To be quite honest, it hasn’t shifted much at all. If anything, I find myself working (quite a lot) more. I’ve been remote working since I quit my job in 2012, so the adjustment has been okay, but I find with everyone online now – I can easily shift into over-working. I’ve had to intentionally slow down and make a lot more exclusive time for my fitness and solo walks outside – which help me sort of a reset my brain in an ‚always-on‘ remote working culture.
You recently finished running 7 ultra marathons on 7 continents and raised nearly $200k for charity. What helped you accomplish this and how do you stay motivated?
777 might have been the hardest thing I’ve ever done in my life. The only reason I was able to do this was because 1) I decided up front that quitting was not an option. 2) The goal was adventurous and motivating on it’s own! Once I was in Antarctica and I was exhausted 50 miles in, I wasn’t NOT going to finish! I was in Antarctica. Even if I had to suffer for the next X amount of miles, I was going to finish. 3) There was a cause bigger than me. Pencils of Promise does great work around the world and knowing that we’d be able to build 7 schools and provide opportunities for kids that deserved them kept me going even when I wanted to quit.
If you could go back in time a few years, what advice would you give yourself about productivity and things you learned the hard way?
Discipline creates freedom. For a while, when I was traveling – I would just wake up and work on whatever I wanted. Things in business and life were going well, but not amazing and the businesses weren’t growing in the way I wanted them to. Life was fun, but it wasn’t expanding.

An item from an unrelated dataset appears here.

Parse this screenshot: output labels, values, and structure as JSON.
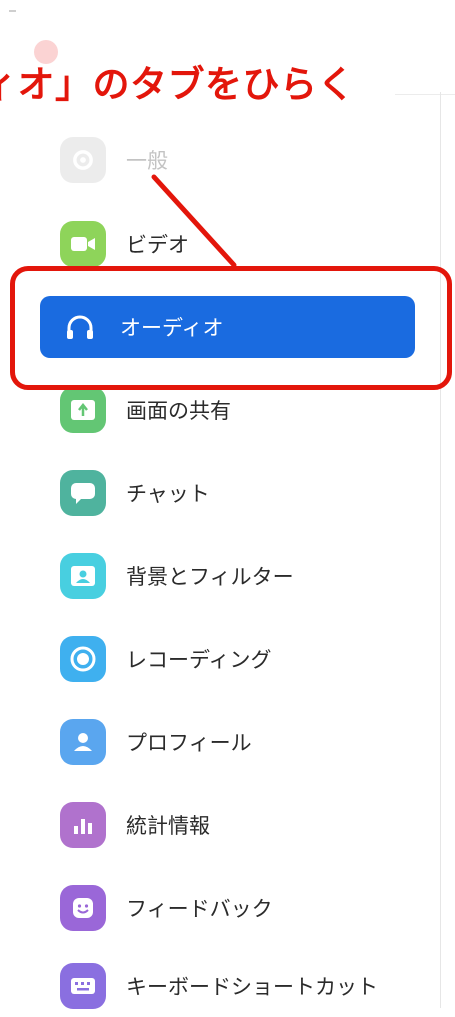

Then, a few years ago, I decided instead of having ultimate freedom, I would intentionally give up a few good things so I could focus on the things I really wanted. I stopped traveling constantly, I moved to Austin, and I dedicated myself to a schedule and working off my calendar. What I found was that I got more traction and scale out of 18 months of discipline, than I did out of months and months of doing whatever I wanted whenever I wanted. As a result, I got unstuck, way more.
What’s one habit that makes you more productive during the day?
Can I pick two? I would say cold showers and workout every day. Cold showers help wake me up, focus and get me uncomfortable every day. Working out (or at least moving) every day completely resets my outlooks, changes the way I try to do something active every day. Days when it doesn’t happen, I feel worse, get less done and sleep really poorly.
What are some apps or tools you use to organize your day?
I use the Flow App to keep me on track with pomodoros. I use google docs for most of my team collaboration and Things for my personal todo list. Beyond that, I use our MoveWell stretching guides to help me stay active when I’m sitting at the desk all day. I use Roam and Mem.ai for note taking. I’m also a big fan of using analog tools like post-it notes and notebooks to write and plan away from the screen – it helps me focus quite a bit. I also try to keep my phone in my bag or use a faraday bag to keep my phone in it’s place and keep the distractions to the minimum.
How has Flow helped you in your daily life?
It’s easy to get caught up in minutiae or distracted throughout the day, but I find by combining pomodoros with a change of location and having set tasks at each location helps me get more done. Flow helps me with that. I actually termed this „workstation popcorn“ and it’s my preference for working all day without just sitting and going crazy at my desk.